Sophocles (495-405 B.C.) while yet a youth gained the prize in a poetic contest with Æschylus. Plutarch says that Æschylus was so chagrined by his defeat that he left Athens and retired to Sicily. Sophocles now became the leader of tragedy at Athens. In almost every contest he carried away the first prize. He lived through nearly a century, a century, too, that comprised the most brilliant period of the life of Hellas. His dramas were perfect works of art. The leading idea of his pieces is the same as that which characterizes those of Æschylus; namely, that self-will and insolent pride arouse the righteous indignation of the gods, and that no mortal can contend successfully against the will of Zeus.

[Illustration: SOPHOCLES.]

Euripides (485-406 B.C.) was a more popular dramatist than either Æschylus or Sophocles. His fame passed far beyond the limits of Greece. Herodotus asserts that the verses of the poet were recited by the natives of the remote country of Gedrosia; and Plutarch says that the Sicilians were so fond of his lines that many of the Athenian prisoners, taken before Syracuse, bought their liberty by teaching their masters his verses.

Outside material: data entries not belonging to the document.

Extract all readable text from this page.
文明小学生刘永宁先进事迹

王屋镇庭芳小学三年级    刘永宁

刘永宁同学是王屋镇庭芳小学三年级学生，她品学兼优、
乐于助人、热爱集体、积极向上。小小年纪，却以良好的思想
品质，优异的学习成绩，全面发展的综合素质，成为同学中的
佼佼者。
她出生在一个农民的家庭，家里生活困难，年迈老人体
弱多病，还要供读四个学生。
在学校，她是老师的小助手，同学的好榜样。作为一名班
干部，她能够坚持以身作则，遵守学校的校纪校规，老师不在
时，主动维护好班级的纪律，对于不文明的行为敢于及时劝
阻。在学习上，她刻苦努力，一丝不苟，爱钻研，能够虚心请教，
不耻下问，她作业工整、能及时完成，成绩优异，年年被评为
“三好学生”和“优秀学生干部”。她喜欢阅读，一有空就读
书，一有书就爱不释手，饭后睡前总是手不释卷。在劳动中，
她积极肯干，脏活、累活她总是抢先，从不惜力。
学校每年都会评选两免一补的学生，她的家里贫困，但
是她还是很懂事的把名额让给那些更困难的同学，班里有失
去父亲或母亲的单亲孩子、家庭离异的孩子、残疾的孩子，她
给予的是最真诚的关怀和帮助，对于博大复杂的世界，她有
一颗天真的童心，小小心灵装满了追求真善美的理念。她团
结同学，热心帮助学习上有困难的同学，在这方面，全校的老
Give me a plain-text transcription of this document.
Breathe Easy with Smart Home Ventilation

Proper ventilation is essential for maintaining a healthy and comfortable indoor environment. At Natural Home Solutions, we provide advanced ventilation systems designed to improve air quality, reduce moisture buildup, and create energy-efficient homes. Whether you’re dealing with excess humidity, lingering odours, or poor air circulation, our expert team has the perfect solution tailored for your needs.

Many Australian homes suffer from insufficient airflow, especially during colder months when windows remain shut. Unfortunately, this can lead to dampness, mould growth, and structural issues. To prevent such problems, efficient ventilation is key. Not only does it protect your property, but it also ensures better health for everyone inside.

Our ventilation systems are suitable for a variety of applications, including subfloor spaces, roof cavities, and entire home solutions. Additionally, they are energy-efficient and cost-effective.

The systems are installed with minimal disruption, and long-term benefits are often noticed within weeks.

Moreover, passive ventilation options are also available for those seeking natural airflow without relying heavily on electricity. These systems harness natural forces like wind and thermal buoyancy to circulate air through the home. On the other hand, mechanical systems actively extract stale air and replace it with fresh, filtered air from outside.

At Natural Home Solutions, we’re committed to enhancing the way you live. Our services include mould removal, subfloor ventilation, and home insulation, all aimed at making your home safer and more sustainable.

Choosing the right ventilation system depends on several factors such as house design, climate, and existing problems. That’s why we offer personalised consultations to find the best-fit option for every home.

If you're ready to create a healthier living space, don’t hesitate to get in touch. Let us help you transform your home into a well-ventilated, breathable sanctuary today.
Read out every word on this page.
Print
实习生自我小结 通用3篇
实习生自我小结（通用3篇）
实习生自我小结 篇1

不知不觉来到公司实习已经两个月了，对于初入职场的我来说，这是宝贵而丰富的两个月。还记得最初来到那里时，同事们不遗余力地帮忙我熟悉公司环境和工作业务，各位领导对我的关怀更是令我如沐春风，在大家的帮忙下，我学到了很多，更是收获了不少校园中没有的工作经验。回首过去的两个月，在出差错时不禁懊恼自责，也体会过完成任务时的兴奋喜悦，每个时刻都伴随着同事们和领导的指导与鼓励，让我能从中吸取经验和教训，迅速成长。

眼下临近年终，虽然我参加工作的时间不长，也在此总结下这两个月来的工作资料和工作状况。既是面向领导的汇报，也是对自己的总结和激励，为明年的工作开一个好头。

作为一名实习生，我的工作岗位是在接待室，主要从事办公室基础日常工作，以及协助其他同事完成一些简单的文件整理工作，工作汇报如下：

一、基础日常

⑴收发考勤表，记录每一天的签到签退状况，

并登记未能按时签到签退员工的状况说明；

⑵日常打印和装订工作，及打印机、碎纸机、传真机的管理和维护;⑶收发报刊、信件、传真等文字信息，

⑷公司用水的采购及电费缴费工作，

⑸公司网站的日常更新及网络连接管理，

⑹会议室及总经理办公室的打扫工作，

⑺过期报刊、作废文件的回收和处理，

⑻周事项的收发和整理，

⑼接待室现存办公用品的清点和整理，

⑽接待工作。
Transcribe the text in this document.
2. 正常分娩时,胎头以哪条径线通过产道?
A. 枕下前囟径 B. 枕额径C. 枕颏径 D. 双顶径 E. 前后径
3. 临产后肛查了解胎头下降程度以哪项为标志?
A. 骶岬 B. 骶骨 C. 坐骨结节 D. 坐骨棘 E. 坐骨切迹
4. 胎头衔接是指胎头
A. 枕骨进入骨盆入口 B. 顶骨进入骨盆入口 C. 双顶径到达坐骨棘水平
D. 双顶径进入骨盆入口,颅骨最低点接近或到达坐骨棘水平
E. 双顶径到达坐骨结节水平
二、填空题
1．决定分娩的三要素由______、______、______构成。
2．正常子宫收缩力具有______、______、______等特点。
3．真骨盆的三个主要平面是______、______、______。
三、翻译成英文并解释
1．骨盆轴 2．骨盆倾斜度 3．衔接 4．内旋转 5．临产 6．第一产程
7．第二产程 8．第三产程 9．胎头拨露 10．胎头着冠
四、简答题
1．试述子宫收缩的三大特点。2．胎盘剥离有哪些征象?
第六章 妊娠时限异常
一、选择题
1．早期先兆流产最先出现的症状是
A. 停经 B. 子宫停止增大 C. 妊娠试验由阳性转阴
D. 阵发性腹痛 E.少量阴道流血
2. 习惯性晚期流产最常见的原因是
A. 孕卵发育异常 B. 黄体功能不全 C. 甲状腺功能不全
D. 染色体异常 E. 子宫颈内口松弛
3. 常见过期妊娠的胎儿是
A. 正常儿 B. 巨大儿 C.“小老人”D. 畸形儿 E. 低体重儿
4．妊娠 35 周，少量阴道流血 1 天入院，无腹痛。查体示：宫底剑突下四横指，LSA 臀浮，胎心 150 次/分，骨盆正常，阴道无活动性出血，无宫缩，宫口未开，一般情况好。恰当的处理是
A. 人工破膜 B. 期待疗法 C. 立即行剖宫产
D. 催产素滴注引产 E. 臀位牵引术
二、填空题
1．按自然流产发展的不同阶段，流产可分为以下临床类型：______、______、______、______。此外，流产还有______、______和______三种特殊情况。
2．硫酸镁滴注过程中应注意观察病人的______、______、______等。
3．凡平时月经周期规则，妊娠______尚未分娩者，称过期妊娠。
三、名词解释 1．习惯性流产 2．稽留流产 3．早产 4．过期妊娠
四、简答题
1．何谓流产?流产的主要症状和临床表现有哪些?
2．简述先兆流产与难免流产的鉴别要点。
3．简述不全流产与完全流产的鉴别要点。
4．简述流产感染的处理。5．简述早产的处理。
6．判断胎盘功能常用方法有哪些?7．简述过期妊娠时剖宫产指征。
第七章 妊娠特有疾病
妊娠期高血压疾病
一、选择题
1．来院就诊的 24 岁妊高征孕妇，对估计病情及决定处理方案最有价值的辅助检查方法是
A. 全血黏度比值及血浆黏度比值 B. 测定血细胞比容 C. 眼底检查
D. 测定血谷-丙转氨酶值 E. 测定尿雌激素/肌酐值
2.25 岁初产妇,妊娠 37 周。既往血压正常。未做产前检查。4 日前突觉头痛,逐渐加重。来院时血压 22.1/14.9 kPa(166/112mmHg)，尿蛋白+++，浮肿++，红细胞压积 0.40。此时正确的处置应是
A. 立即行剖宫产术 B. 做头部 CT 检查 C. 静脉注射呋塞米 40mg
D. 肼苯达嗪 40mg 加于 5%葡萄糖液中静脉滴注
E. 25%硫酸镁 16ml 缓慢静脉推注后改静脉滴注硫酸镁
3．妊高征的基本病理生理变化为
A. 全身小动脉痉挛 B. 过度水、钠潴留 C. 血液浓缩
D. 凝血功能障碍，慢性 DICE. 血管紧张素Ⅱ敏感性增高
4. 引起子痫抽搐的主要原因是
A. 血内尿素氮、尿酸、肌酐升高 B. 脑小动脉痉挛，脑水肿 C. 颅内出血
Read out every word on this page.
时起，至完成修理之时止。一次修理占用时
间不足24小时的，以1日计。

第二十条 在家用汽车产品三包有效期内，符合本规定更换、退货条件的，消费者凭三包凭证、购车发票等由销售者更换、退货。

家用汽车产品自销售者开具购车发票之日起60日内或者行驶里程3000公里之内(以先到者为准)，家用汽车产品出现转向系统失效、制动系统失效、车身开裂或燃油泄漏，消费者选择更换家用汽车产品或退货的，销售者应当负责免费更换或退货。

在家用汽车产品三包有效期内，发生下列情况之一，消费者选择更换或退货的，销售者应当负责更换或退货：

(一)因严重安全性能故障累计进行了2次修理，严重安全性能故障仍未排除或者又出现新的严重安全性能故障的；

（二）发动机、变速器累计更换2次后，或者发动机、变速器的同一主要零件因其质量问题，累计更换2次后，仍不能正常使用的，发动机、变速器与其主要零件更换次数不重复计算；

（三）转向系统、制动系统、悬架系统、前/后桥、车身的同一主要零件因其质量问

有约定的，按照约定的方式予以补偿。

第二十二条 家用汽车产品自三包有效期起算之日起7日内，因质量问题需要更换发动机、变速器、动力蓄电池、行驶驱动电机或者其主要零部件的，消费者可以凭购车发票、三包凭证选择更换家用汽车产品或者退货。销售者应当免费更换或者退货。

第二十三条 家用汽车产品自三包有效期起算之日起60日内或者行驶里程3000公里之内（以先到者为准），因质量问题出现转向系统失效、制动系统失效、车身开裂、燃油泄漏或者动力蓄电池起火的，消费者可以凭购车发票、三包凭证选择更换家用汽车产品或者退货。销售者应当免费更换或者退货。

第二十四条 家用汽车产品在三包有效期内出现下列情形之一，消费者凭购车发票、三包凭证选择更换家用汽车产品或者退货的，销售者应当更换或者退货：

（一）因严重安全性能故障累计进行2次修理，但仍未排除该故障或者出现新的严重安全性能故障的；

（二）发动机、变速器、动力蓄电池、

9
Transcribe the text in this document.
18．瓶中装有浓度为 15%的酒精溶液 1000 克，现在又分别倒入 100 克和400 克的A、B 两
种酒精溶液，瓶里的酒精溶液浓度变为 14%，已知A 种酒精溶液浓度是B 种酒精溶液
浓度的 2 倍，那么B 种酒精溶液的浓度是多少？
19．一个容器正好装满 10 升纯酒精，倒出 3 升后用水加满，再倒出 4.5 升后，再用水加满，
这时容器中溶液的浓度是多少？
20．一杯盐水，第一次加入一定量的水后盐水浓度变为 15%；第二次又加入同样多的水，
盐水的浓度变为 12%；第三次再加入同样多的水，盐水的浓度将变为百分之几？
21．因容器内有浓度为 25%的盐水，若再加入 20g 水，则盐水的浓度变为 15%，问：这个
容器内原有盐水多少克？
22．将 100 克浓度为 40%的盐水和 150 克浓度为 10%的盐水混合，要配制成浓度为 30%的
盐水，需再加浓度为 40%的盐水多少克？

COMEDY: ARISTOPHANES.—Foremost among all writers of comedy must be placed Aristophanes (about 444-380 B.C.). He introduces us to the every-day life of the least admirable classes of Athenian society. Four of his most noted works are the Clouds, the Knights, the Birds, and the Wasps.

In the comedy of the Clouds, Aristophanes especially ridicules the Sophists, a school of philosophers and teachers just then rising into prominence at Athens, of whom the satirist unfairly makes Socrates the representative.

The aim of the Knights was the punishment and ruin of Cleon, whom we already know as one of the most conceited and insolent of the demagogues of Athens.

[Illustration: EURIPIDES.]

The play of the Birds is "the everlasting allegory of foolish sham and flimsy ambition." It was aimed particularly at the ambitious Sicilian schemes of Alcibiades; for at the time the play appeared, the Athenian army was before Syracuse, and elated by good news daily arriving, the Athenians were building the most gorgeous air-castles, and indulging in the most extravagant day-dreams of universal dominion.

In the Wasps, the poet satirizes the proceedings in the Athenian law-courts, by showing how the great citizen-juries, numbering sometimes five or six hundred, were befooled by the demagogues. But Aristophanes was something more than a master of mere mirth-provoking satire and ridicule: many of the choruses of his pieces are inexpressibly tender and beautiful.